As before, we start with a comparison of different methods to estimate logit models with fixed effects.

bife glm bife.corr clogit
AGEP -0.0757220 -0.0757220 -0.0757159 NA
I(PINCP / 1000) 0.0676899 0.0676899 0.0676870 NA
FER -1.0004365 -1.0004365 -1.0003380 NA
Time in sec 1.6580000 18.9230000 1.9330000 NA

There are again two things to highlight. First since the bias of $$\boldsymbol{\hat{\beta}}$$ obtained from bife(..., bias.corr = "no") vanishes with large $$T$$, the bias correction is redundant. Second since the panel structure consists of very large $$T$$, survival::clogit() is not able to handle this dataset:

print(try(clogit(LFP ~ AGEP + I(PINCP / 1000) + FER + strata(ST), data = acs)))
## [1] "Error in fitter(X, Y, strats, offset, init, control, weights = weights,  : \n  (number at risk) * (number tied deaths) is too large\n"
## attr(,"class")
## [1] "try-error"
## attr(,"condition")
## <simpleError in fitter(X, Y, strats, offset, init, control, weights = weights,     method = method, row.names(mf)): (number at risk) * (number tied deaths) is too large>

Next, we will show how to analyse panel data with bife(..., bias.corr = "no") following the specification above.

mod.logit <- bife(LFP ~ AGEP + I(PINCP / 1000) + FER | ST, data = acs, bias.corr = "no")
summary(mod.logit)
## ---------------------------------------------------------------
## Fixed effects logit model
## with no bias-correction
##
## Estimated model:
## LFP ~ AGEP + I(PINCP/1000) + FER | ST
##
## Log-Likelihood= -287688.2
## n= 662775, number of events= 398766
## Demeaning converged after 7 iteration(s)
##
## Uncorrected structural parameter(s):
##
##                 Estimate Std. error t-value Pr(> t)
## AGEP          -0.0757220  0.0002542 -297.88  <2e-16 ***
## I(PINCP/1000)  0.0676899  0.0002140  316.25  <2e-16 ***
## FER           -1.0004365  0.0175241  -57.09  <2e-16 ***
## ---
## Signif. codes:  0 '***' 0.001 '**' 0.01 '*' 0.05 '.' 0.1 ' ' 1
##
## Average individual fixed effects= 3.0803
## ---------------------------------------------------------------
apeff.bife(mod.logit, discrete = "FER")
##                      apeff
## AGEP          -0.010776434
## I(PINCP/1000)  0.009633341
## FER           -0.139900085

Since we estimated a logit model without bias-correction, apeff() delivers only one column with uncorrected average partial effects.

## Notes

For further details on when to use the bias-corrections for structural parameters and average partial effects please consult Stammann, Heiss, and McFadden (2016) and Hahn and Newey (2004).

## References

Chamberlain, Gary. 1980. “Analysis of Covariance with Qualitative Data.” The Review of Economic Studies 47 (1): 225–38.

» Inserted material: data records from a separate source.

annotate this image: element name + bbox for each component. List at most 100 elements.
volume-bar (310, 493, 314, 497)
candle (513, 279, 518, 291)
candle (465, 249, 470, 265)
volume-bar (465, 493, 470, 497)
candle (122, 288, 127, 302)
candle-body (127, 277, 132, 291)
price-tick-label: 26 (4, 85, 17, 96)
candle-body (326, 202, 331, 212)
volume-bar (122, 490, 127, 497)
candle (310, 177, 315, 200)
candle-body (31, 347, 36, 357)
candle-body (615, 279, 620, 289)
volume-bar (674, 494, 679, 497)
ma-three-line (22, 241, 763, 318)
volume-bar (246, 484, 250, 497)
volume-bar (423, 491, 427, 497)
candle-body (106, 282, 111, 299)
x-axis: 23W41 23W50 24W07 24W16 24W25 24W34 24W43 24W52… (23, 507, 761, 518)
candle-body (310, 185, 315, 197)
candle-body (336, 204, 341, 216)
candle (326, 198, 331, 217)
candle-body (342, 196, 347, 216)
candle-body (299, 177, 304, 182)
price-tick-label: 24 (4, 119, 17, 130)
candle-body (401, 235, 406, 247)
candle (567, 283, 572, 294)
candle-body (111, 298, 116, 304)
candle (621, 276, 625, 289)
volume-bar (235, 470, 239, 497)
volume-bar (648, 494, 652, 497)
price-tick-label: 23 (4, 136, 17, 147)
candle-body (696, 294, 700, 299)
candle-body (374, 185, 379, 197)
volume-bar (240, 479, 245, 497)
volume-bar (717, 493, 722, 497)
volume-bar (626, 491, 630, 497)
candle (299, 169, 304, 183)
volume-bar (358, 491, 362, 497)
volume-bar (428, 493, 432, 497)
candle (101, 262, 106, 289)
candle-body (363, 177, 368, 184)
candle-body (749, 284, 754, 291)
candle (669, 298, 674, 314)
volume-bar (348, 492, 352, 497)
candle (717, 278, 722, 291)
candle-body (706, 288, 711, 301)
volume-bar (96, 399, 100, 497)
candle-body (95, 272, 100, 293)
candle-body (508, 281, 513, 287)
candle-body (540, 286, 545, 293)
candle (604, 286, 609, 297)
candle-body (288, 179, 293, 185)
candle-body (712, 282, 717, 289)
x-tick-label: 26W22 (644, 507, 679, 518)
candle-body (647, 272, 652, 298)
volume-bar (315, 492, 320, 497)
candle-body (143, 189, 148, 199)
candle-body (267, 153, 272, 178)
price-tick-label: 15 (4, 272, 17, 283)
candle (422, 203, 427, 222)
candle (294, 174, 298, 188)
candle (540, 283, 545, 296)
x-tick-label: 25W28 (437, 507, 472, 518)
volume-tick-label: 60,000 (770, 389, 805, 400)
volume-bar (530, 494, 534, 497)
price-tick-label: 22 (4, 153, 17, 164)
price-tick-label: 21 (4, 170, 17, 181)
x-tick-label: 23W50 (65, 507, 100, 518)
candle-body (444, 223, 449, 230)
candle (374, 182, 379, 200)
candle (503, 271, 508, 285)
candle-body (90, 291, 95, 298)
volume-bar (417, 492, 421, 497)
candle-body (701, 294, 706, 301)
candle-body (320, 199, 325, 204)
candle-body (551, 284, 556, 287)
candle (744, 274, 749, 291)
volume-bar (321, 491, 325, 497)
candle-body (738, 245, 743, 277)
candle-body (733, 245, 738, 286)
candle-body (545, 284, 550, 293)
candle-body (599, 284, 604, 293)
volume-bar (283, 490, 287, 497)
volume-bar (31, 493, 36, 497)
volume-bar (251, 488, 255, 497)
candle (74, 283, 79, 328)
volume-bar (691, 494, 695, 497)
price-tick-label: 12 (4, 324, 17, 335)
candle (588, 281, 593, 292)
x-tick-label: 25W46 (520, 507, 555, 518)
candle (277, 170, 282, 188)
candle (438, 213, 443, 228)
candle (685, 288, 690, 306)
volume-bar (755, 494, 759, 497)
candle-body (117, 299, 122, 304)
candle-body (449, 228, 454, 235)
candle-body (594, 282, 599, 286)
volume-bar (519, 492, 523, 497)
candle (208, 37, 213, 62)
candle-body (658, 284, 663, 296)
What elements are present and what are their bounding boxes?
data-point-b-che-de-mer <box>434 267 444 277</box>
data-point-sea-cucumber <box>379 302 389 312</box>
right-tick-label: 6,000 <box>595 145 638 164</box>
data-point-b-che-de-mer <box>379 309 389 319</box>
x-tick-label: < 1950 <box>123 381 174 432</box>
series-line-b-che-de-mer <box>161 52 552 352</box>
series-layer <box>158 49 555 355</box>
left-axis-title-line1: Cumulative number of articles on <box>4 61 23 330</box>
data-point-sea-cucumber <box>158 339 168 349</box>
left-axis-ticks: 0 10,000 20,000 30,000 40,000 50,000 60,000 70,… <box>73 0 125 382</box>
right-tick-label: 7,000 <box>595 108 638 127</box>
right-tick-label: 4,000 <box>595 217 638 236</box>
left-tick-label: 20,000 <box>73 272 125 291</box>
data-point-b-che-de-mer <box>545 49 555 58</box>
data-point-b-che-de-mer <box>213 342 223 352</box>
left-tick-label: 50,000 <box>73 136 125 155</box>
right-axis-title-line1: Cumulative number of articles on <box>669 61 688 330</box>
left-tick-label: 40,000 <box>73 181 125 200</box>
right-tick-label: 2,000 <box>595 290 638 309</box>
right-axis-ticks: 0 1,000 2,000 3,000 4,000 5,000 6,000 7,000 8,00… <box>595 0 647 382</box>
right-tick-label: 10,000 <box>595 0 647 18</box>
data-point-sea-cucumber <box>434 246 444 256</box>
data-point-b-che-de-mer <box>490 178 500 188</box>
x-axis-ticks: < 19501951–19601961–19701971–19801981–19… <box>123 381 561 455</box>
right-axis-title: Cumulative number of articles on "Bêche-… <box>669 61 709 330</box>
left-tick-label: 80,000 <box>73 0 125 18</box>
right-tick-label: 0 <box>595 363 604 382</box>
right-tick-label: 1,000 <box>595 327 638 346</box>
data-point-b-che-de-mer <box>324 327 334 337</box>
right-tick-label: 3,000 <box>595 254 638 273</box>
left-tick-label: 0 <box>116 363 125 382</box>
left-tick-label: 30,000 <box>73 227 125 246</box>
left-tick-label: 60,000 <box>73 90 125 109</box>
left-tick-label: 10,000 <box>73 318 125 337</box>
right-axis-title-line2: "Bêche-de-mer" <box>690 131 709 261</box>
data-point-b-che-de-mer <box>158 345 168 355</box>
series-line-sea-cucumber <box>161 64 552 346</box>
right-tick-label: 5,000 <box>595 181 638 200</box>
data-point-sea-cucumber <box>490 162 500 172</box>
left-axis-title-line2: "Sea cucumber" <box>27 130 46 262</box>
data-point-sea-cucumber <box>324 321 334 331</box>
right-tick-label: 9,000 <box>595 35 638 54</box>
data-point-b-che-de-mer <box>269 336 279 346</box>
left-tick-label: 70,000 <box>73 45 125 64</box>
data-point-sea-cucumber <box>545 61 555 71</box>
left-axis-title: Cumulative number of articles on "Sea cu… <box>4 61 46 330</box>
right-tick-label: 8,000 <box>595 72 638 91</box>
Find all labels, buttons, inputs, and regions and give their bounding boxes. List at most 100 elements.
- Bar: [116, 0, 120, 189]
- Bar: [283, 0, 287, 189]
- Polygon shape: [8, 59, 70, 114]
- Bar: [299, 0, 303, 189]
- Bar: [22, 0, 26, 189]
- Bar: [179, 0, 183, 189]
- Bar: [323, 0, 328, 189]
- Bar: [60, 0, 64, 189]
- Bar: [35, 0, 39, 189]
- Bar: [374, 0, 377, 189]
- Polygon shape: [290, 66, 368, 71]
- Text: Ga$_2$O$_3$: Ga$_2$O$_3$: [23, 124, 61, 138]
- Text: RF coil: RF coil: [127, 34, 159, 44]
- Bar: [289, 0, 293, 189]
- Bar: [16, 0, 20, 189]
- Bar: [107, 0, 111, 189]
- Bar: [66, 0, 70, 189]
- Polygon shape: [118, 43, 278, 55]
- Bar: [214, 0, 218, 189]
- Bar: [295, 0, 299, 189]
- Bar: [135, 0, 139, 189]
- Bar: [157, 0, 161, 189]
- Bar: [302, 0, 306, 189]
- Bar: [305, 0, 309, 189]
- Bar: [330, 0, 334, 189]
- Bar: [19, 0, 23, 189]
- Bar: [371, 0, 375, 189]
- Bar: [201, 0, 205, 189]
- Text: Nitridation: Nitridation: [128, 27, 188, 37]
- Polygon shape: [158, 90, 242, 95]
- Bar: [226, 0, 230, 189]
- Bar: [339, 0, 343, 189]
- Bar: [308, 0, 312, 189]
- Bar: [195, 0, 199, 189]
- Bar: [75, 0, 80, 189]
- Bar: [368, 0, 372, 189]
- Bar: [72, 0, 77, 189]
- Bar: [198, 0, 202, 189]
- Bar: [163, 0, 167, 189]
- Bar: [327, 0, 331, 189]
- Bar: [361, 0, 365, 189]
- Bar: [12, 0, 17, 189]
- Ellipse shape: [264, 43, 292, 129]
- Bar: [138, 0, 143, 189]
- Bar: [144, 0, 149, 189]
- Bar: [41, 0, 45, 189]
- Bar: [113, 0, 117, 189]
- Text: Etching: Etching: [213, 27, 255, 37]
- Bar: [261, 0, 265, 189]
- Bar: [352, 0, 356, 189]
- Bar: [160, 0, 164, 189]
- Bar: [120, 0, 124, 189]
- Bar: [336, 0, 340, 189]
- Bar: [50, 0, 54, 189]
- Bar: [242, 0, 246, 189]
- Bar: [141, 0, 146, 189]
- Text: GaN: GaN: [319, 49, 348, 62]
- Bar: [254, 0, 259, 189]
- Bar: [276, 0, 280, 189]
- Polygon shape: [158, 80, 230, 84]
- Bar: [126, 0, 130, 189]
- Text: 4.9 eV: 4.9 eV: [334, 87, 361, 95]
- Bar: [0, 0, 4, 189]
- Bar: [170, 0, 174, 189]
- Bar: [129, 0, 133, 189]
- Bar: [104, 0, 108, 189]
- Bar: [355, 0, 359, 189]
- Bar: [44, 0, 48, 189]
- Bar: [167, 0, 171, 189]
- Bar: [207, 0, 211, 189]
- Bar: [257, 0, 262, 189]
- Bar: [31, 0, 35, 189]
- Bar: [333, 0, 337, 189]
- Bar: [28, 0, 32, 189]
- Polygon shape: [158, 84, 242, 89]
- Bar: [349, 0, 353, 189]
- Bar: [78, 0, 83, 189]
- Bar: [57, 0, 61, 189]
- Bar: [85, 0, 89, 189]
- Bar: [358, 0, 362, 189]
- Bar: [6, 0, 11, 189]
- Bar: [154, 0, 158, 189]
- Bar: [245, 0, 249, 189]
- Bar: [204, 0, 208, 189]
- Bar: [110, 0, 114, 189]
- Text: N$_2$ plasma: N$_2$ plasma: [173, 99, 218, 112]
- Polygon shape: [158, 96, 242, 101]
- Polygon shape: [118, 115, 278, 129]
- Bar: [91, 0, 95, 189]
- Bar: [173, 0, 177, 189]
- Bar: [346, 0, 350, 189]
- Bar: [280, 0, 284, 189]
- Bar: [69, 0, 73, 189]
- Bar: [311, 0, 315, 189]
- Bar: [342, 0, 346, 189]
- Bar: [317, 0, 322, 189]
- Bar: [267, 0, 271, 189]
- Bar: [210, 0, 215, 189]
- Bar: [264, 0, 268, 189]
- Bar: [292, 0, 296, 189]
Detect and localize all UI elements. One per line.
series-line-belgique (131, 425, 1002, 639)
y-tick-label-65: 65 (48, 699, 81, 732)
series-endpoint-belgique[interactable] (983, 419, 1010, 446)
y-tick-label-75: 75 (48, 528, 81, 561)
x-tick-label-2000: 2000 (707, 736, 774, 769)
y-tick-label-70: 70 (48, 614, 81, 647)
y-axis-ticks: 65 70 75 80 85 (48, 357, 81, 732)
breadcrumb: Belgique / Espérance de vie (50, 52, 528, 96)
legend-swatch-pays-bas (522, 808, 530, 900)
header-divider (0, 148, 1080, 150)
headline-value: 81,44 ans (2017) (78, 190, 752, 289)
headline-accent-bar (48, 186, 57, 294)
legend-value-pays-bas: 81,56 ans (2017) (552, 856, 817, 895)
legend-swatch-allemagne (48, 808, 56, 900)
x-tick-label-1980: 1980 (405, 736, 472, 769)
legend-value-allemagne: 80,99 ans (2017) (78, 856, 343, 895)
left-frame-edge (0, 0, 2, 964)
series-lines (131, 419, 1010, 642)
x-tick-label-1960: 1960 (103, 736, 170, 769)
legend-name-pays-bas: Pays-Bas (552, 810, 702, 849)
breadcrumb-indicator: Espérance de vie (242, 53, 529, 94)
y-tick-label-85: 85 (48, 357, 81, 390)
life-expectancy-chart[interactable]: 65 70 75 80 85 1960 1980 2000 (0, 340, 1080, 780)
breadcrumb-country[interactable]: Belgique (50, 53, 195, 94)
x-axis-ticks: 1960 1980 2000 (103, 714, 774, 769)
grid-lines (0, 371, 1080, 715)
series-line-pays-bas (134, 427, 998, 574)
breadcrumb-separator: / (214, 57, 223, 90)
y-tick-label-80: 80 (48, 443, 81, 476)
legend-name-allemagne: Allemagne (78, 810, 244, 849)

Eddelbuettel, Dirk, and Conrad Sanderson. 2014. “RcppArmadillo: Accelerating R with High-Performance C++ Linear Algebra.” Computational Statistics and Data Analysis 71: 1054–63.

Greene, William. 2004. “The Behaviour of the Maximum Likelihood Estimator of Limited Dependent Variable Models in the Presence of Fixed Effects.” Econometrics Journal 7 (1): 98–119.

Hahn, Jinyong, and Whitney Newey. 2004. “Jackknife and Analytical Bias Reduction for Nonlinear Panel Models.” Econometrica 72 (4): 1295–1319.

Hyslop, Dean R. 1999. “State Dependence, Serial Correlation and Heterogeneity in Intertemporal Labor Force Participation of Married Women.” Econometrica 67 (6): 1255–94.

Stammann, Amrei, Florian Heiss, and Daniel McFadden. 2016. “Estimating Fixed Effects Logit Models with Large Panel Data.”

1. The proposed pseudo-demeaning algorithm is in spirit of Greene (2004) and Chamberlain (1980).

2. Partial effects are also called marginal effects.

3. A more detailed analyses can be found in Stammann, Heiss, and McFadden (2016)

4. We use the base-package version 3.3.1 for all analyses with glm() and the survival-package version 2.39-5 for all analyses with survival::clogit().